The first solution involves additional analyses. The most common follow-up analysis was proposed by Robert Rosenthal (1991), and became aptly known as a file drawer analysis, a statistical calculation, following a meta-analysis, of the number of studies with null results that would have to exist so that a mean effect size would no longer be statistically significant. If just a few studies could render a mean effect size nonsignificant—that is, no longer statistically significantly different from zero—then the mean effect size should be viewed as likely to be an inflated estimate. If it would take several hundred studies in researchers’ “file drawers” to render the effect nonsignificant, then it is safe to conclude that there really is a significant effect. For most research topics, it is not likely that there are hundreds of unpublished studies.

There are other variants of the file drawer analysis, including analyses that allow researchers to examine their findings as if there were publication bias—that is, as if there were many studies out there with null results. The meta-analysis described here used a sensitivity analysis developed by Vevea and Woods (2005). Hanrahan and her colleagues concluded that the sensitivity analysis gave them “confidence that the estimated population effect sizes have not been severely inflated by unpublished studies not in the meta-analysis” (p. 126).

A second solution is particularly exciting because it creates new opportunities for undergraduates. Psi Chi, the International Honor Society in Psychology, has partnered with the Open Science Collaboration to test the reproducibility of well-known experiments. Both faculty members and graduate students can serve as mentors in the Reproducibility Project. The Psi Chi faculty advisor in your department can find out how to participate; if you do not have a Psi Chi chapter, you might ask your department chairperson to help you start one.
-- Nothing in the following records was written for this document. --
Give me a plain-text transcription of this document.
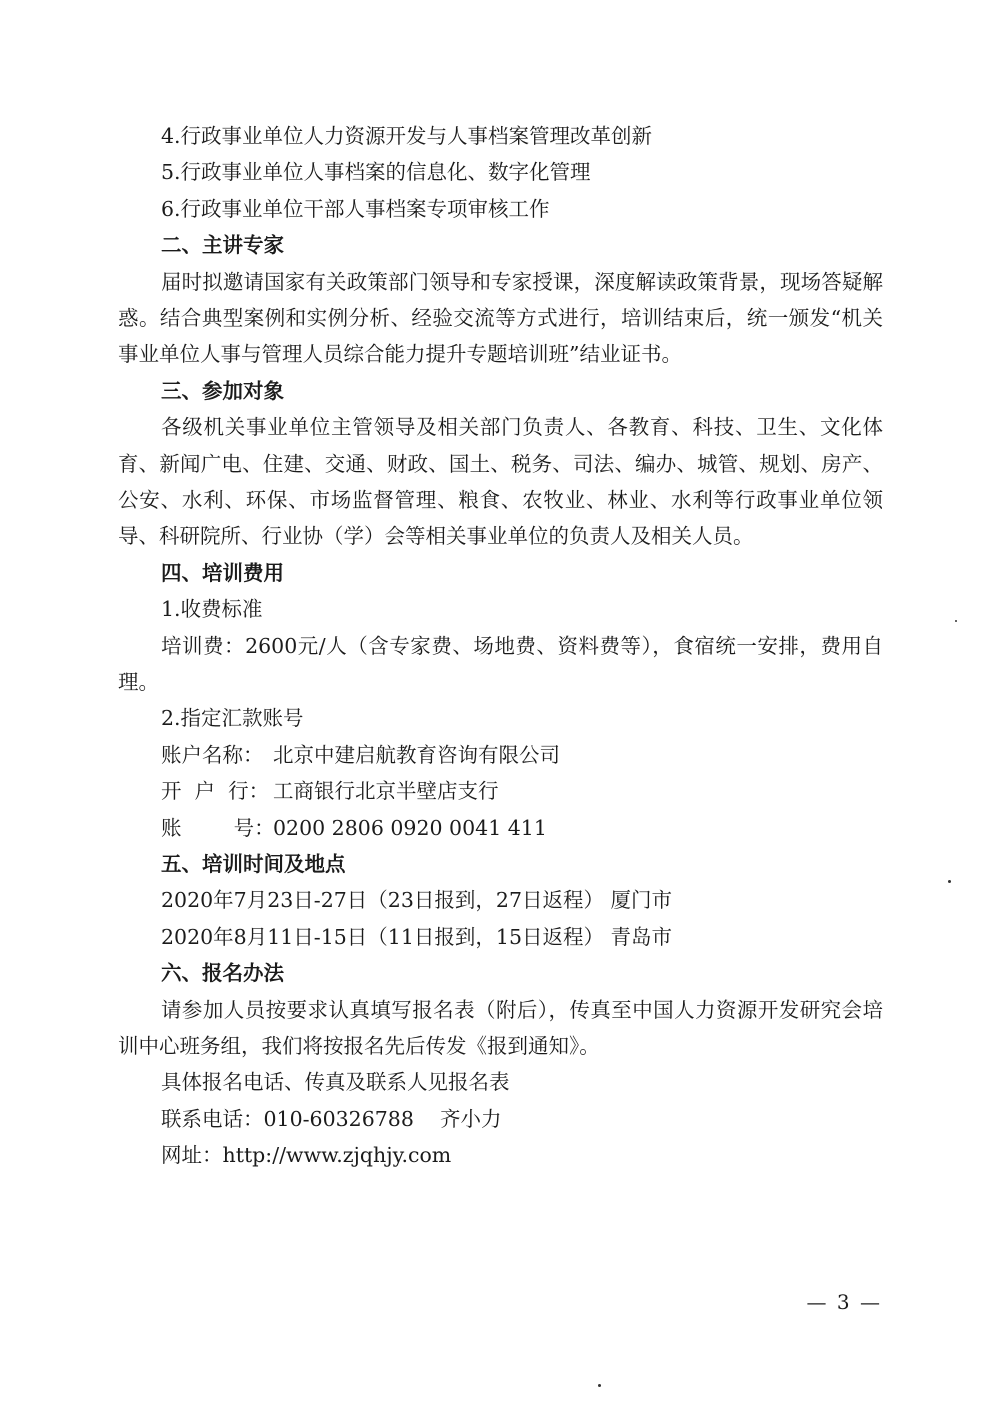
4.行政事业单位人力资源开发与人事档案管理改革创新
5.行政事业单位人事档案的信息化、数字化管理
6.行政事业单位干部人事档案专项审核工作
二、主讲专家
届时拟邀请国家有关政策部门领导和专家授课，深度解读政策背景，现场答疑解惑。结合典型案例和实例分析、经验交流等方式进行，培训结束后，统一颁发“机关事业单位人事与管理人员综合能力提升专题培训班”结业证书。
三、参加对象
各级机关事业单位主管领导及相关部门负责人、各教育、科技、卫生、文化体育、新闻广电、住建、交通、财政、国土、税务、司法、编办、城管、规划、房产、公安、水利、环保、市场监督管理、粮食、农牧业、林业、水利等行政事业单位领导、科研院所、行业协（学）会等相关事业单位的负责人及相关人员。
四、培训费用
1.收费标准
培训费：2600元/人（含专家费、场地费、资料费等），食宿统一安排，费用自理。
2.指定汇款账号
账户名称： 北京中建启航教育咨询有限公司
开  户  行： 工商银行北京半壁店支行
账        号：
0200 2806 0920 0041 411
五、培训时间及地点
2020年7月23日-27日（23日报到，27日返程） 厦门市
2020年8月11日-15日（11日报到，15日返程） 青岛市
六、报名办法
请参加人员按要求认真填写报名表（附后），传真至中国人力资源开发研究会培训中心班务组，我们将按报名先后传发《报到通知》。
具体报名电话、传真及联系人见报名表
联系电话：010-60326788    齐小力
网址：http://www.zjqhjy.com
— 3 —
Think of the Reproducibility Project as a way to crowd-source small pieces of very important work. You get to play a small part in something very big.

CHECK YOUR LEARNING

Reviewing the Concepts

  • As sample size increases, the test statistic becomes more extreme and it becomes easier to reject the null hypothesis.
  • A statistically significant result is not necessarily one with practical importance.
  • Effect sizes are calculated with respect to scores, rather than means, so they are not contingent on sample size.
  • The size of an effect is based on the difference between two group means and the amount of variability within each group.
  • Effect size for a z test is measured with Cohen’s d, which is calculated much like a z statistic, but using standard deviation instead of standard error.
  • A meta-analysis is a study of studies that provides a more objective measure of an effect size than an individual study does.
  • A researcher conducting a meta-analysis chooses a topic, decides on guidelines for a study’s inclusion, tracks down every study on a given topic, and calculates an effect size for each. A mean effect size is calculated and reported, often along with a standard deviation, median, significance testing, confidence interval, and appropriate graphs.

206

Clarifying the Concepts

  • 8-4 Distinguish statistical significance and practical importance.
  • 8-5 What is effect size?

Calculating the Statistics

  • 8-6 Using IQ as a variable, where we know the mean is 100 and the standard deviation is 15, calculate Cohen’s d for an observed mean of 105.

Applying the Concepts

  • 8-7 In Check Your Learning 8-3, we calculated a confidence interval based on CFC data. The population mean CFC score was 3.20, with a standard deviation of 0.70. The mean for the sample of 45 students who joined a career discussion group is 3.45.
    1. Calculate the appropriate effect size for this study.
    2. Citing Cohen’s conventions, explain what this effect size tells us.
    3. Based on the effect size, does this finding have any consequences or implications for anyone’s life?

Solutions to these Check Your Learning questions can be found in Appendix D.